Fluoroquinolones are a class of antibacterial agents used clinically to treat a wide array of bacterial infections. Although being potent, susceptibility to CNS side effects limits their use. It was observed that improvements in absorption, activity and side effects were achieved via modifications at the N atom of the C7 of the side chain. To meet the increasing demand for development of new antibacterial agents, nineteen novel ciprofloxacin-sulfonamide hybrid molecules were designed, synthesized and characterized by IR, ¹H NMR and ¹³C NMR as potential antibacterial agents with dual DNA gyrase/topoisomerase IV inhibitory activity. Most of the synthesized compounds showed significant antibacterial activity that was revealed by testing their inhibitory activity against DNA gyrase, DNA topoisomerase IV as well as their minimum inhibitory concentration against Staphylococcus aureus. Six ciprofloxacin-sulfonamide hybrids (3f, 5d, 7a, 7d, 7e and 9b) showed potent inhibitory activity against DNA topoisomerase IV, compared to ciprofloxacin (IC50: 0.55 μM), with IC50 range: 0.23–0.44 μM. DNA gyrase was also efficiently inhibited by five ciprofloxacin-sulfonamide hybrids (3f, 5d, 5e, 7a and 7d) with IC50 range: 0.43–1.1 μM (IC50 of ciprofloxacin: 0.83 μM). Compounds 3a and 3b showed a marked improvement in the antibacterial activity over ciprofloxacin against both Gram-positive and Gram-negative pathogens, namely, Staphylococcus aureus Newman and Escherichia coli ATCC8739, with MIC = 0.324 and 0.422 μM, respectively, that is 4.2-fold and 3.2-fold lower than ciprofloxacin (MIC = 1.359 μM) against the Gram-positive Staphylococcus aureus, and MIC = 0.025 and 0.013 μM, respectively, that is 10.2-fold and 19.6-fold lower than ciprofloxacin (MIC = 0.255 μM) against the Gram-negative Escherichia coli ATCC8739. Also, the most active compounds showed lower CNS and convulsive side effects compared to ciprofloxacin with a concomitant decrease in GABA expression.
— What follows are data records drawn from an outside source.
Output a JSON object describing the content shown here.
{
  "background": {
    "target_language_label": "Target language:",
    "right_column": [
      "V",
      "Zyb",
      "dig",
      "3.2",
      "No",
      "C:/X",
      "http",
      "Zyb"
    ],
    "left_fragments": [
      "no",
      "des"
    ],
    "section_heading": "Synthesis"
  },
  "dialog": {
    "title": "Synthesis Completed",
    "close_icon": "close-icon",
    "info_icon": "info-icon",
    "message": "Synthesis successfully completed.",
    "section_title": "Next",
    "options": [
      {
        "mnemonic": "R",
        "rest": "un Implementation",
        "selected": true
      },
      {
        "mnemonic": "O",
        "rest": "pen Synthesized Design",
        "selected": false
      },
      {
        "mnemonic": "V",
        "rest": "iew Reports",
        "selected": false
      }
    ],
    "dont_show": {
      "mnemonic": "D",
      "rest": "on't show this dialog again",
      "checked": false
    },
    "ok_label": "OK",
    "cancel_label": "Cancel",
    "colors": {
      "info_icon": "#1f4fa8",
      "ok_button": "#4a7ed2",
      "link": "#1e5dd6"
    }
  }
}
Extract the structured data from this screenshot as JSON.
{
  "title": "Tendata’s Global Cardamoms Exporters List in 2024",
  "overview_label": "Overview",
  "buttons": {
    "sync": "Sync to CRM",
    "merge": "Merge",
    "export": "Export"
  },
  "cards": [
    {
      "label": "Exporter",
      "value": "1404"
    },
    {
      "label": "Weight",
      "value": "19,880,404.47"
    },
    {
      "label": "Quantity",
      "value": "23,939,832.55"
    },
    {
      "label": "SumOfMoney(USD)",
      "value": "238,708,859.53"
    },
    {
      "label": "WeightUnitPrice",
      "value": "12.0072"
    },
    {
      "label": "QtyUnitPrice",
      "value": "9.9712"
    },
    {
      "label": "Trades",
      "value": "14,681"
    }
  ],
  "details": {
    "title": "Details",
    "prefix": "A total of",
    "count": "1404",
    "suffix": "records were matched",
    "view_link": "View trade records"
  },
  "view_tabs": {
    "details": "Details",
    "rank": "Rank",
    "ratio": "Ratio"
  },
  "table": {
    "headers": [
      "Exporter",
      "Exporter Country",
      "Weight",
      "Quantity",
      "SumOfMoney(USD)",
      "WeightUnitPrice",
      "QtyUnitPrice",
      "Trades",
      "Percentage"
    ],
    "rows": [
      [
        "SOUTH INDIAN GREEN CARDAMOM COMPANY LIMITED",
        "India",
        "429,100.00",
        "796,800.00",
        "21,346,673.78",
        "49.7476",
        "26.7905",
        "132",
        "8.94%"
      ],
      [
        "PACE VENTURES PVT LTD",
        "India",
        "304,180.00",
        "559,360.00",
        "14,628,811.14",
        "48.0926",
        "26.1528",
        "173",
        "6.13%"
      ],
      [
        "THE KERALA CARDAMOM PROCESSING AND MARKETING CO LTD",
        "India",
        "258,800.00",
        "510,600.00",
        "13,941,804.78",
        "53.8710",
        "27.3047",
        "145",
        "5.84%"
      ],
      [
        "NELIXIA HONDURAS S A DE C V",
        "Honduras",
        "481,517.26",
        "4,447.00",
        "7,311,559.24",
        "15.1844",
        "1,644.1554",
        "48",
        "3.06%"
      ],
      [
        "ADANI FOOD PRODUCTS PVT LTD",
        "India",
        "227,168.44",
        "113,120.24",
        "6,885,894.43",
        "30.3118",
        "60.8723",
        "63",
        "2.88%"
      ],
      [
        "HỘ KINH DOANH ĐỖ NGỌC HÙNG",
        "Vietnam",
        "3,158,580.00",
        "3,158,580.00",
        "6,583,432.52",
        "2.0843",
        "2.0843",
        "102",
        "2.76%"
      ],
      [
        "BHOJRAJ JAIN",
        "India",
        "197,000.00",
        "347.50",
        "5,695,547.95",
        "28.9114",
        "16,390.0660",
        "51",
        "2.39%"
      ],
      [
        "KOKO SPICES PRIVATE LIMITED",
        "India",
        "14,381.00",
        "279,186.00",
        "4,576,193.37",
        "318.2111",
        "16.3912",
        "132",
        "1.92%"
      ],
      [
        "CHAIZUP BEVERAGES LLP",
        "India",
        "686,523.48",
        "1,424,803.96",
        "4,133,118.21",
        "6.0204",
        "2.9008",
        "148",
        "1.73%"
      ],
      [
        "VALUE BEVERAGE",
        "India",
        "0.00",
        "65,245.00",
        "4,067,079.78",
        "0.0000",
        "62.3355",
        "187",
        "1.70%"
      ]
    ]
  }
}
氟喹诺酮类药物是一类临床上用于治疗多种细菌感染的抗菌剂。尽管很有效，但对 CNS 副作用的敏感性限制了它们的使用。据观察，吸收、活性和副作用的改善是通过对侧链 C7 的 N 原子进行修饰来实现的。为满足新型抗菌药物开发日益增长的需求，设计、合成了 19 种新型环丙沙星-磺胺杂化分子，并通过 IR、¹ H NMR 和¹³C NMR作为具有双重DNA旋转酶/拓扑异构酶IV抑制活性的潜在抗菌剂。大多数合成的化合物显示出显着的抗菌活性，通过测试它们对 DNA 促旋酶、DNA 拓扑异构酶 IV 的抑制活性以及它们对金黄色葡萄球菌的最小抑制浓度来揭示。与环丙沙星（IC50：0.55 μM）相比，六种环丙沙星-磺胺杂化物（3f、5d、7a、7d、7e和9b）对 DNA 拓扑异构酶 IV 显示出有效的抑制活性，IC50 范围为：0.23–0.44 μM。DNA 促旋酶也被五种环丙沙星-磺胺杂化物有效抑制。3f、5d、5e、7a和7d），IC50 范围：0.43–1.1 μM（环丙沙星的 IC50：0.83 μM）。化合物3a和3b对革兰氏阳性和革兰氏阴性病原体，即金黄色葡萄球菌 Newman和大肠杆菌 ATCC8739的抗菌活性比环丙沙星显着提高，MIC 分别为 0.324 和 0.422 μM，即 4.2 倍对革兰氏阳性金黄色葡萄球菌的作用比环丙沙星（MIC = 1.359 μM）低 3.2 倍，对革兰氏阳性葡萄球菌的 MIC = 0.025 和 0.013 μM，分别比环丙沙星（MIC = 0.255 μM）低 10.2 倍和 19.6 倍革兰氏阴性大肠杆菌 ATCC8739. 此外，与环丙沙星相比，最活跃的化合物显示出较低的中枢神经系统和惊厥副作用，同时 GABA 表达降低。